Roger Bechtel (Theater) will work with Shavera Seneviratne ’13 pursuing research for his new book, which examines the emerging aesthetic(s) of contemporary avant-garde theater performance in America. They will be working together to understand the ways in which postmodernist and modernist forms are merging with particular regard to two questions:  Diderot posited, roughly speaking, that, paradoxically, an audience can have a genuinely emotional response only if an actor incorporates a degree of artificiality into her performance. How has this idea played out in theory and practice since? 2. Video projections are now ubiquitous in live performance. How can we theorize the co-presence of live and virtual bodies on stage?

Devashree Gupta (Political Science) Meghan Keane ’13, and Connor Lane ’13 will work together to catalogue and archive primary documents (interviews, correspondence, posters and artwork, organization documents, etc.) from Northern Ireland and South Africa. They will be developing meaningful criteria for categorizing  the materials, building a digital repository of the sources, devising a database of tags that can be searched, and beginning to tag documents, as well as  running initial queries on the database to observe the kinds of patterns (spatial and temporal) that emerge in the collection.

Laska Jimsen (CAMS) will work with Hannah White ’14 to draft a journal article that examines the work of Québécois filmmaker Michel Brault within the context of international post-war film movements.  Together, they will analyze his technical and formal strategies, particularly in relation to cinematography, and explore the notion of truth in his work.  As well as collaborating on the analysis of texts and films, Hannah will be transcribing Laska’s interviews with Brault and assisting with French translations.

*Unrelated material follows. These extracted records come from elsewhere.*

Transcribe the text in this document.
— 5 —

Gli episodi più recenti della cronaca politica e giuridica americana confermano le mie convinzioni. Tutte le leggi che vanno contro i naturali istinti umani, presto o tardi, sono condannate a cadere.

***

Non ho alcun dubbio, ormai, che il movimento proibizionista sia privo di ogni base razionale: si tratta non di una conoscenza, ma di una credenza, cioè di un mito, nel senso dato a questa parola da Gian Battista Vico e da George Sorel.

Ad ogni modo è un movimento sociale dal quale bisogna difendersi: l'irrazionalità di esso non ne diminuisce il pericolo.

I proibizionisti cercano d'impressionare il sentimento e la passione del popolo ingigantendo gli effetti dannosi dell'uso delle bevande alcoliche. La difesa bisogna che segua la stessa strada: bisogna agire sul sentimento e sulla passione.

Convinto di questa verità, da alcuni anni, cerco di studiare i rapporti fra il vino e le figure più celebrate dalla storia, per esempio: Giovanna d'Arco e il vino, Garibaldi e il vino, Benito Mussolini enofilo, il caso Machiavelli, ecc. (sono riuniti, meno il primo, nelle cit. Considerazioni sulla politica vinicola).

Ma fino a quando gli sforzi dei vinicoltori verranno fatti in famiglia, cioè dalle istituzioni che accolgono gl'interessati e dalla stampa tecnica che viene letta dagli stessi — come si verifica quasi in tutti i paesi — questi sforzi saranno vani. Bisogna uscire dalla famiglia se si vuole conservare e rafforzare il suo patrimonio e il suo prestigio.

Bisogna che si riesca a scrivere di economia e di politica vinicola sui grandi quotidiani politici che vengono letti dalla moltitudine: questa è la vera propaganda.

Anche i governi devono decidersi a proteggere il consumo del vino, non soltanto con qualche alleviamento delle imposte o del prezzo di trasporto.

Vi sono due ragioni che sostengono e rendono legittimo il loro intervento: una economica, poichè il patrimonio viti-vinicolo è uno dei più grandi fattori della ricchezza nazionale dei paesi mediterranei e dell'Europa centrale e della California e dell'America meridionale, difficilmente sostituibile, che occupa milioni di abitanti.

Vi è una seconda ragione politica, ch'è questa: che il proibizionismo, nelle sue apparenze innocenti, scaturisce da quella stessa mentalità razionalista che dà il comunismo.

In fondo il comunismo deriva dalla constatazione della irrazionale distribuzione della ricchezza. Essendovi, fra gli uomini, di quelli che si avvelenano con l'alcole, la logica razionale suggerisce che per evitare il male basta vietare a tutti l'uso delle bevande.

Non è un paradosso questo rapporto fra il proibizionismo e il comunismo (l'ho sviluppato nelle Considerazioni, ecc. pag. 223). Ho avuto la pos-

Tim Raylor (English) will work with Rachel Porcher ’13, on a study of the great political philosopher Thomas Hobbes’s important but understudied early Latin poem, De mirabilibus pecci (The Wonders of the Peak), written, c.1627.  The poem exists in no reliable modern edition, so they will first establish a text of the poem (on the basis of manuscript and early printed editions) and then undertake selected searching in relevant databases for phrasal debts to classical Latin poetry.  Rachel’s work will include experimenting with data searching for short word strings in resources such as the Perseus Project’s digital library of texts.

Steven Schier (Political Science) and Henry Gordon ’15 will analyze election results and help to devise effective visual representations of this analysis for a chapter in Schier’s forthcoming co-edited book on the 2012 American elections. Henry’s work will include the creation of maps of electoral college results for 2008 and 2012, as well as the analysis of exit poll results and polling trends during the fall 2012 campaign.

Jeffrey Snyder (Ed. Studies), will work with Dylan Holck ’14, on a book-length project titled Free Schools and Open Classrooms: Educators Revolt Against the “System”. Dylan will be helping Jeffrey locate and analyze primary sources on the many radical and experimental schools and educational programs that emerged in the United States during the 1960s and 1970s. They will focus particularly on the ways that educators applied ideas about democracy and freedom to their experimental educational programs, while also examining the influence of such radical forms of education on mainstream schools and educational policymakers.

Serena Zabin (History) will work with Marlise Williams ’15, Becca Giles ’15, and Lucas Rossi ’15. The students will do both archival research and database integration related to Serena’s book project on the social history of pre-revolutionary Boston and the famous 1770 Boston Massacre. The SRAs will work with multiple primary sources (probate records, newspapers advertisements, and legal documents) to determine the locations of military families and other inhabitants in colonial Boston and then link a digitized eighteenth-century map to her research database, an innovative exercise in historical GIS that will make use of the students working as a team of researchers.